E tutto questo ben consapevoli che non sarà una passeggiata, ma l'esatto contrario. Essere vangelo vivente nella quotidianità dei rapporti con le persone e con la vita comporta saper accettare e sopportare ostacoli, derisione, persecuzione, incomprensione, perfino morte.

Tutte cose possibili anche per ognuno di noi perché vissute in primis da Gesù il Cristo che, curiosamente, fu messo alla prova dalle “tentazioni” alle quali lo aveva accompagnato o indotto lo Spirito, proprio subito dopo il Battesimo.

Ma a ben osservare, la parola “tentazioni” che figura al plurale quando viene narrato il noto episodio del deserto, diventa al singolare quando Gesù ci insegna la preghiera del Padre Nostro (“Non abbandonarci alla tentazione”).

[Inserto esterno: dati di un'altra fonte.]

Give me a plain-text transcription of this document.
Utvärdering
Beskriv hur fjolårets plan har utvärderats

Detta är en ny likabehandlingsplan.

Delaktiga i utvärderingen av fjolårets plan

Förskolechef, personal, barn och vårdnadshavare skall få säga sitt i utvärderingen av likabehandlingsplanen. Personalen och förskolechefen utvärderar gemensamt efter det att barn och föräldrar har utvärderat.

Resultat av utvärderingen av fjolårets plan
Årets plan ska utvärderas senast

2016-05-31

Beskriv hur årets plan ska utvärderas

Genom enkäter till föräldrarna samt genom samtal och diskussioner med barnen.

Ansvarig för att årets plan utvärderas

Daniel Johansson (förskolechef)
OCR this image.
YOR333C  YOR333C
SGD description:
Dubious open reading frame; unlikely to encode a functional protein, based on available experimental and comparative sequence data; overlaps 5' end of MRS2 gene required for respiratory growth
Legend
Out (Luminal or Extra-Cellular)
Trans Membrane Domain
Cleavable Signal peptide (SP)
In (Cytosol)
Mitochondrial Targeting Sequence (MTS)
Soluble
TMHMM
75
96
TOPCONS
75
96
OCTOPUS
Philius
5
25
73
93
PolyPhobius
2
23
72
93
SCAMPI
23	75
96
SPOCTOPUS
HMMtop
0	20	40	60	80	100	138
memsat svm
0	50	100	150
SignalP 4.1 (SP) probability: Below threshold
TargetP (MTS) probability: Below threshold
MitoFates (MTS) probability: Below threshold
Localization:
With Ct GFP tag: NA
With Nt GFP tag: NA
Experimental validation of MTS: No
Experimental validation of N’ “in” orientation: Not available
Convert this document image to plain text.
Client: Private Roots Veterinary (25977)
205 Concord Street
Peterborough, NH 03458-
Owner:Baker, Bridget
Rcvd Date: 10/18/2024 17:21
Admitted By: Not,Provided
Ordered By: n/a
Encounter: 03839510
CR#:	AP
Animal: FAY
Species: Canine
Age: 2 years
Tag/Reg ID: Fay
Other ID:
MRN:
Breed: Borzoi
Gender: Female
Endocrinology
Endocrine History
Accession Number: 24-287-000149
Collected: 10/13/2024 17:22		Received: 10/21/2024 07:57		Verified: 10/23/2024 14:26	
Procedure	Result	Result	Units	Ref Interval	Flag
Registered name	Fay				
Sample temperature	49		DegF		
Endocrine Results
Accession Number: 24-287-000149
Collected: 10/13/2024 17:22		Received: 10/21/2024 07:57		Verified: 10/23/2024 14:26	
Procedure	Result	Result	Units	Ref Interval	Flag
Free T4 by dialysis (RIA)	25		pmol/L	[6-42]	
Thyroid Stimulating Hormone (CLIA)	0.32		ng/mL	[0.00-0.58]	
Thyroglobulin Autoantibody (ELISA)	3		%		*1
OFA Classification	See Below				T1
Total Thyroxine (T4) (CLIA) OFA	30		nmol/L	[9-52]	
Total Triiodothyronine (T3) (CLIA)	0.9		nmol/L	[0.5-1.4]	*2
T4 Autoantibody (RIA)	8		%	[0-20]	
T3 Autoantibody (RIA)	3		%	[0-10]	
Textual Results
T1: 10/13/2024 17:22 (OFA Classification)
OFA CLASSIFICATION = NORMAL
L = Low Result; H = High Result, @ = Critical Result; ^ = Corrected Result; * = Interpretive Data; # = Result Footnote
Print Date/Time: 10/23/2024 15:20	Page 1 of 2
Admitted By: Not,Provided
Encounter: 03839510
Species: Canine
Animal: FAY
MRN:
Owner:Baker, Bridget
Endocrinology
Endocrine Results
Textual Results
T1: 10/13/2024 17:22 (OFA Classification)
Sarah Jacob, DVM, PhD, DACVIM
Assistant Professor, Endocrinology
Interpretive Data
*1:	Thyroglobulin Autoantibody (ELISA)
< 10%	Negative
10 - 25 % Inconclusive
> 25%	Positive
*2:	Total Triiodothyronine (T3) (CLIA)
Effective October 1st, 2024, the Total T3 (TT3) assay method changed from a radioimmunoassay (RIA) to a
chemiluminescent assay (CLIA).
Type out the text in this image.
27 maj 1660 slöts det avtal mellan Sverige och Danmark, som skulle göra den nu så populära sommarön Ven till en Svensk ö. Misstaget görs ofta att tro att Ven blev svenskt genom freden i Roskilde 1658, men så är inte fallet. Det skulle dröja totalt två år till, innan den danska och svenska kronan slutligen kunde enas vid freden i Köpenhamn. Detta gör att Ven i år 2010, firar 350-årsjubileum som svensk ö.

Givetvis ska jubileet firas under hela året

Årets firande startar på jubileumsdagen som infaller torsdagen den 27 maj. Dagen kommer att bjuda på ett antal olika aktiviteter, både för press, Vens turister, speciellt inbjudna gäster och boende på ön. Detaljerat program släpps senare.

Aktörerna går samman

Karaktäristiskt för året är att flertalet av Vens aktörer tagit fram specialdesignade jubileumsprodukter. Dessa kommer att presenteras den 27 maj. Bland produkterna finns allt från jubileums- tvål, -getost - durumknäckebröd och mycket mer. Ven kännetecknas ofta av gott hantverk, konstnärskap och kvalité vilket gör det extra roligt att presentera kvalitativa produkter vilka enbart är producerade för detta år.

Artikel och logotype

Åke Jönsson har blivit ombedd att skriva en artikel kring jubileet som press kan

Questo potrebbe significare che c'è un filo rosso a legare ogni tentazione ed è proprio quello del voler fare di testa propria, di cercare il proprio successo, di badare al proprio tornaconto o buon nome, di mettersi in proprio utilizzando i talenti ricevuti e non di trafficarli per la causa del Regno.

In sintesi, la tentazione principe che fa da comune denominatore a tutte le altre è quella del non rinnegare se stessi e prendere la propria croce, ma è quello dell'esaltare se stessi per prendersi gli applausi, del fare la propria volontà (o il proprio capriccio) anziché la volontà del Padre.

Certo che dovette essere stato bello, commovente ed incoraggiante per Gesù, appena uscito dalle acque del fiume Giordano sentire il Padre e lo Spirito Santo essere dalla sua parte e avere la certezza che non lo avrebbero mai lasciato solo durante la sua specialissima missione.

Vivere da battezzati significa quindi nutrire quotidianamente tale consapevolezza nel profondo della nostra anima, la consapevolezza che Padre, Figlio e Spirito Santo sono sempre dalla nostra parte e hanno investito tutto il loro Amore per noi... e ringraziare. Così scriveva San Giovanni XXIII: “Dio sa che esisto e questo mi basta”.